Elan was silent for a while, thinking about that. “What happened?”

The quiet between them stretched into minutes before Damasc spoke again.

“We were attacked. Ambushed in broad daylight,” he said. “They came up through the ground...inside the stone walls of our building... Outside they had human soldiers waiting to catch any of us who tried to escape.”

“Human...!?” Elan asked in shock.

Damasc nodded. “Humans. This is a painful lesson, Ela...one that would be best to learn now, from me rather than later from a traitor. Humans are not angels. We choose our path through life and we are free to choose any path. Neither good nor evil lays sole claim to our souls, little dreamer.”

She looked around the area, avoiding contact with her father’s eyes for a long moment. “I don’t know any other humans...”

“I know. And I’m sorry for that...” he sighed. “I wanted you and your mother to be safe while I fought...”

“It’s alright, Father,” she said, getting up with a troubled expression. “I understand. I…need to think about this.”

He watched her walk away before sitting back against the boulder and sighing as he stared up at the drifting clouds. Could she understand? Was there any hope of even that meager salve to his conscience?

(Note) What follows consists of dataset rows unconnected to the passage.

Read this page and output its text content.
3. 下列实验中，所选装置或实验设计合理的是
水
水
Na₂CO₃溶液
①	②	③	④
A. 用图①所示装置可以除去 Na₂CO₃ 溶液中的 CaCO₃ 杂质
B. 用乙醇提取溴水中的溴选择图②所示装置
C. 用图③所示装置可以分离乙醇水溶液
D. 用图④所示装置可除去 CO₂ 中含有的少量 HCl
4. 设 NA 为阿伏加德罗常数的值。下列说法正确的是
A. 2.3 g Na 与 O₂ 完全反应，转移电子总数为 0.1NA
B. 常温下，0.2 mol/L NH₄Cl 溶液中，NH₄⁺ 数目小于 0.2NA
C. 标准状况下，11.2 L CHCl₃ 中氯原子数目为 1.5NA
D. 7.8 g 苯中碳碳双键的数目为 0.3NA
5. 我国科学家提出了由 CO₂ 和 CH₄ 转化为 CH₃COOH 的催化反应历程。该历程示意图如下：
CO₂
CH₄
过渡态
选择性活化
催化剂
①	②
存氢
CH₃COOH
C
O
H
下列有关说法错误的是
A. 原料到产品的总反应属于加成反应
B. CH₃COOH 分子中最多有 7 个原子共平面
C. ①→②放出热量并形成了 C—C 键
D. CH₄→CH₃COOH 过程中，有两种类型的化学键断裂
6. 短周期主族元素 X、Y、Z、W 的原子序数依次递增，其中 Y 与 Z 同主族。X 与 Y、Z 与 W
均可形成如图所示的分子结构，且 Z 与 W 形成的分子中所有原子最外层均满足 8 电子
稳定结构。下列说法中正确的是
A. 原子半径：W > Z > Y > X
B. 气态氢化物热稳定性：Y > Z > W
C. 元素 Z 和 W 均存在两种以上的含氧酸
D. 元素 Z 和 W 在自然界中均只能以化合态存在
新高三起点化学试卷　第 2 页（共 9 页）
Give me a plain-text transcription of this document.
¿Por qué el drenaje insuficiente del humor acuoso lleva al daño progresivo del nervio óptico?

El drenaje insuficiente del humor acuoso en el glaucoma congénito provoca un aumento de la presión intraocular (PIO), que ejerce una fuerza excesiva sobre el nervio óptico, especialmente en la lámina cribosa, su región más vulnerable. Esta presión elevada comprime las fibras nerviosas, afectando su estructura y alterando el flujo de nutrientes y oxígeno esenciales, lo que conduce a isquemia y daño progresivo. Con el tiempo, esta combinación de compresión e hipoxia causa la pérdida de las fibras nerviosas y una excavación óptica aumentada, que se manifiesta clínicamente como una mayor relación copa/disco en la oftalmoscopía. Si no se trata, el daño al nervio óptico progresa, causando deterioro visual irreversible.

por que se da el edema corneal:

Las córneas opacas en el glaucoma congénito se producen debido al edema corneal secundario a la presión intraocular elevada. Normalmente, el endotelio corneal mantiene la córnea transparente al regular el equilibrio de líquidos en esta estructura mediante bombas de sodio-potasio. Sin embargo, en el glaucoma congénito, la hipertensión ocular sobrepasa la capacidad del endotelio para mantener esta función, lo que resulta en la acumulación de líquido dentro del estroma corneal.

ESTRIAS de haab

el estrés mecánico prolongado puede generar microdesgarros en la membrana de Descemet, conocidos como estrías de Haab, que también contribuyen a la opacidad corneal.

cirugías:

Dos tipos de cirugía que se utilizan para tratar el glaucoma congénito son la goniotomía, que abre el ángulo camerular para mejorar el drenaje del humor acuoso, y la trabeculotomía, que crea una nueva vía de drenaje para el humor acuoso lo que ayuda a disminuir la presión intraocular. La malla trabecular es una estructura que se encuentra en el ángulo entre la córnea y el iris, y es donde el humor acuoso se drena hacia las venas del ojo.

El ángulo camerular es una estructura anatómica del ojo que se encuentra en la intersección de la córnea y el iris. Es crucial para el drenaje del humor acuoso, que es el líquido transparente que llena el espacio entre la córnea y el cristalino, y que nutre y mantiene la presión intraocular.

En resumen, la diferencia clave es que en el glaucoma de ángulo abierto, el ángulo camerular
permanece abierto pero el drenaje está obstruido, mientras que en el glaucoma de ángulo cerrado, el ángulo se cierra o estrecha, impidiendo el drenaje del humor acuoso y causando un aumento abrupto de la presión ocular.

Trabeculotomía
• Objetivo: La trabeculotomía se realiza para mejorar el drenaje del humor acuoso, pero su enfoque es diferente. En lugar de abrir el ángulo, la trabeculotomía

Damasc didn't know, and the question of it was preying on his mind every day and night now. The talk of demons and the failings of his past burned in him then, an old fire and one that he had thought quenched in the blood of all those he had called friend. He got up slowly then and walked back to the house, then into his and his wife's room.

Beside the bedroll, wrapped in tattered cloth, was something he hadn't looked on in three years. Damasc steeled his determination then and drew out the dull metal of his sword.

If his little dreamer was going to follow her father's path, then she should be shown well and truly how to walk it. Perhaps, just perhaps, he might deter her from it if she saw the cold, stark reality of the road she sought.

Living was the best a person could hope for in these days.

*****

Elanthielle was by the riverside, gathering water for the crops, when she heard a noise behind her. She turned around and saw her father standing there, dressed the way he had been the first time she saw him. His clothes were thick and stiff, his sword strapped at his side, and his face painted blue.

“Father?”

He was silent for a long moment and just stared at her as she stood up and looked at him. Finally he pulled an object from behind his back and tossed it to her. “Catch.”

She did, barely plucking the item from the air as it flew past her. She looked at it in wonder for a moment. “Father?”

He didn’t speak as she pulled the long, slim blade from the leather sheath and looked at it as the dull metal reflected the rising sun.

“That belonged to a friend of mine,” Damasc told her. “He was a small man...but brave, and loyal... He died well. I brought it with me for your mother, but you're old enough now, Ela... If you intend to follow my path, my daughter...you must understand and accept this one thing.”